Make hard copies for the maintenance crews to use in the field.
Document cost savings.
Successful substation inspections require a formal and comprehensive program. The program needs the right equipment and technical expertise to perform the inspections, while standing on good communication and documentation, and headed by cost benefits. Ultimately, the program must provide all of the information necessary to make timely and prudent business decisions.
Mark B. Goff is a staff system engineer for Tennessee Valley Authority (TVA). He received the BSEE degree from the University of Kentucky in 1983 and went to work for TVA as a field test engineer. He joined TVA's transmission staff in 1990 as a lead engineer for substation large power equipment. Since being on the staff, Goff has developed TVA's predictive maintenance program for TVA's substations and is currently working on the development of an online transformer monitoring program for TVA's 500-kV grid. He is register professional engineer in Kentucky.
Two Examples: Discrepancies and Avoided Costs
The oil level can be seen on a transformer bushing. The normal oil level in the bushing is near the top. The oil level in the bushing shown is less than halfway down.
In this example, the qualitative images and actual temperatures are not as significant as the thermal profile.
| Low Oil | $1000 |
| Pegged Low (Oil gauge reading below scale) | $2000 |
| Level greater than halfway down in the porcelain | $Cost of the transformer |
A breaker does not exhibit iron and copper losses like those seen in transformers. Therefore, a breaker's temperature typically runs slightly greater than ambient. If a temperature rise is seen in a breaker, it must be coming from a high contact resistance inside. Small temperature rises can be significant because the actual contacts are enclosed and the actual contacts cannot be viewed directly. By comparing the tanks, it was noted that the tank on the left was only 10°C (18°F) delta greater than the other two. Closer examination revealed severely burnt contacts that would have led to a breaker malfunction.
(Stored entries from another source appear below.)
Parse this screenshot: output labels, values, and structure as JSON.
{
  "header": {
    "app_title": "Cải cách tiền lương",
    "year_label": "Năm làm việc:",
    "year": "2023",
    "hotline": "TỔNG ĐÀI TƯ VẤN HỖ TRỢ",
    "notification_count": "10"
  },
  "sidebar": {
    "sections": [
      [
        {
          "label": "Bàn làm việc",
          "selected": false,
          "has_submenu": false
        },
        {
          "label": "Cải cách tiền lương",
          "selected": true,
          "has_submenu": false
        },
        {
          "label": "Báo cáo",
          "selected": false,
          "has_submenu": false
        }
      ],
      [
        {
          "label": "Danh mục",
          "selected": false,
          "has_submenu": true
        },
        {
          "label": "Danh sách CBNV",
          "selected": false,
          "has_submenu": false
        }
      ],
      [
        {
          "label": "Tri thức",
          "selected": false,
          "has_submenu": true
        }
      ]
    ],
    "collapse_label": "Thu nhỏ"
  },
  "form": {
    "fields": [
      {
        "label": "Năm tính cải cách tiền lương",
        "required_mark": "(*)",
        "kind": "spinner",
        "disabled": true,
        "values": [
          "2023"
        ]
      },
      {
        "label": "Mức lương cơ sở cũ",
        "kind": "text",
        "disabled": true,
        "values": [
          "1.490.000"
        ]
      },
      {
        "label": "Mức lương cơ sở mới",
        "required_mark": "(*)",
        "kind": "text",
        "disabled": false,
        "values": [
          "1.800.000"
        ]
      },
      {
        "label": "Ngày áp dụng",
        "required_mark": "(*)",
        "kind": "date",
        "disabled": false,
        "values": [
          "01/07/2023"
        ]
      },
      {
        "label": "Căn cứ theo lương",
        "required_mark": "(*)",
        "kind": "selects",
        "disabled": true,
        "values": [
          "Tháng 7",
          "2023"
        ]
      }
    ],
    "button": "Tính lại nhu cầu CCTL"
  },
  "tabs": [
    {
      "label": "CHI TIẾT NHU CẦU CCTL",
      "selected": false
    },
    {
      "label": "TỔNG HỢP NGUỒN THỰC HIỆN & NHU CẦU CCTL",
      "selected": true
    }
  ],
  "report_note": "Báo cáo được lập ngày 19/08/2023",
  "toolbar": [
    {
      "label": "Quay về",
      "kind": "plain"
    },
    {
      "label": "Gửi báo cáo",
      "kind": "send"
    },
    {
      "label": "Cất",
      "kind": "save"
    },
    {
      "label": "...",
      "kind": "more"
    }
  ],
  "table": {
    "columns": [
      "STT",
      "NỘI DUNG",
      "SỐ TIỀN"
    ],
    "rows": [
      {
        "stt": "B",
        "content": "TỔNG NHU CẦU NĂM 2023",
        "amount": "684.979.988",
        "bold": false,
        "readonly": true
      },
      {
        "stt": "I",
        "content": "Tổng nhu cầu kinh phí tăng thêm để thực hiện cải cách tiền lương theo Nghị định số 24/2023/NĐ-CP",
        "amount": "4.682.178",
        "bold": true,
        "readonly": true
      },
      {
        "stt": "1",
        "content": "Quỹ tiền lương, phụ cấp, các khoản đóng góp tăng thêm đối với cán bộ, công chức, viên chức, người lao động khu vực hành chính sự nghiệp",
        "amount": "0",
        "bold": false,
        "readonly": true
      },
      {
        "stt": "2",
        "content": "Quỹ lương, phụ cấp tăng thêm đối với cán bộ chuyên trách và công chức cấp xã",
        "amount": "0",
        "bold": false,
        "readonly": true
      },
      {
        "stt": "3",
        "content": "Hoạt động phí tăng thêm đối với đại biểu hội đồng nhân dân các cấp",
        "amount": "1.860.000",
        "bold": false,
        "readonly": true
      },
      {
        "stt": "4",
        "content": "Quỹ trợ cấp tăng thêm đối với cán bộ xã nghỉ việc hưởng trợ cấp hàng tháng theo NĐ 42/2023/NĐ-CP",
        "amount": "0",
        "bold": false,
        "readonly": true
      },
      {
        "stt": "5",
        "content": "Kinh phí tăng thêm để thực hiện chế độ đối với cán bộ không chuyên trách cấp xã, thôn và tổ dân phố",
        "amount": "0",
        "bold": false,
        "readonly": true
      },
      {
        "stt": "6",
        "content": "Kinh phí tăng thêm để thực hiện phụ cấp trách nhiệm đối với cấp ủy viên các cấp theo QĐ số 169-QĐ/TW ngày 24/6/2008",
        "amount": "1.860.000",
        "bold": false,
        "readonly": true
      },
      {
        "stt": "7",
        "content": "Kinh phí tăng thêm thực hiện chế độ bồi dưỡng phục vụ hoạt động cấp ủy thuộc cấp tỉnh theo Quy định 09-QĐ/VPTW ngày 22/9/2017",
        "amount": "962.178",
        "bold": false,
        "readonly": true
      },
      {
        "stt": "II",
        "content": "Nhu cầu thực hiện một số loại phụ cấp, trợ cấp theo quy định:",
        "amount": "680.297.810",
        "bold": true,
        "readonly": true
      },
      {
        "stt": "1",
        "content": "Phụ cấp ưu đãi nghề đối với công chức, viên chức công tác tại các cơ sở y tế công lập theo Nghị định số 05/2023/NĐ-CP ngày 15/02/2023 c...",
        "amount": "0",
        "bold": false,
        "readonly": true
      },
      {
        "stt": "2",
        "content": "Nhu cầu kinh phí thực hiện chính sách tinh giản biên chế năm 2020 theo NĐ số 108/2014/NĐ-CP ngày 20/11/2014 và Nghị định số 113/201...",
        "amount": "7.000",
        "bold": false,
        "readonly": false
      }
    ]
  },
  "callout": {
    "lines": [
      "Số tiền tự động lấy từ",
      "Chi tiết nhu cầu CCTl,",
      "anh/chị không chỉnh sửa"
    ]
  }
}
In this example, the quantitative images and actual temperatures are as significant as the thermal profile. Temperature rise is not based on ambient. Compare temperatures of all three phases, across the apparatus and with similar devices in like conditions.
| Severity Rating | Potential Avoided Cost |
|---|---|
| Critical >10°C delta | $20,000 |
| Serious 5°C to 10°C delta | $10,000 |
Definitions of Limits
- Critical
Immediate investigation with the possibility of removing the equipment from service, depending upon the investigation.
- Serious
Investigate as soon a possible and increase the frequency of scanning, depending upon the investigation.
- Intermediate
Trend at regular scanning frequency. In power plant switchyards, multiply the potential avoided costs by factors of four (fossil and hydro) and eight (nuclear), respectively.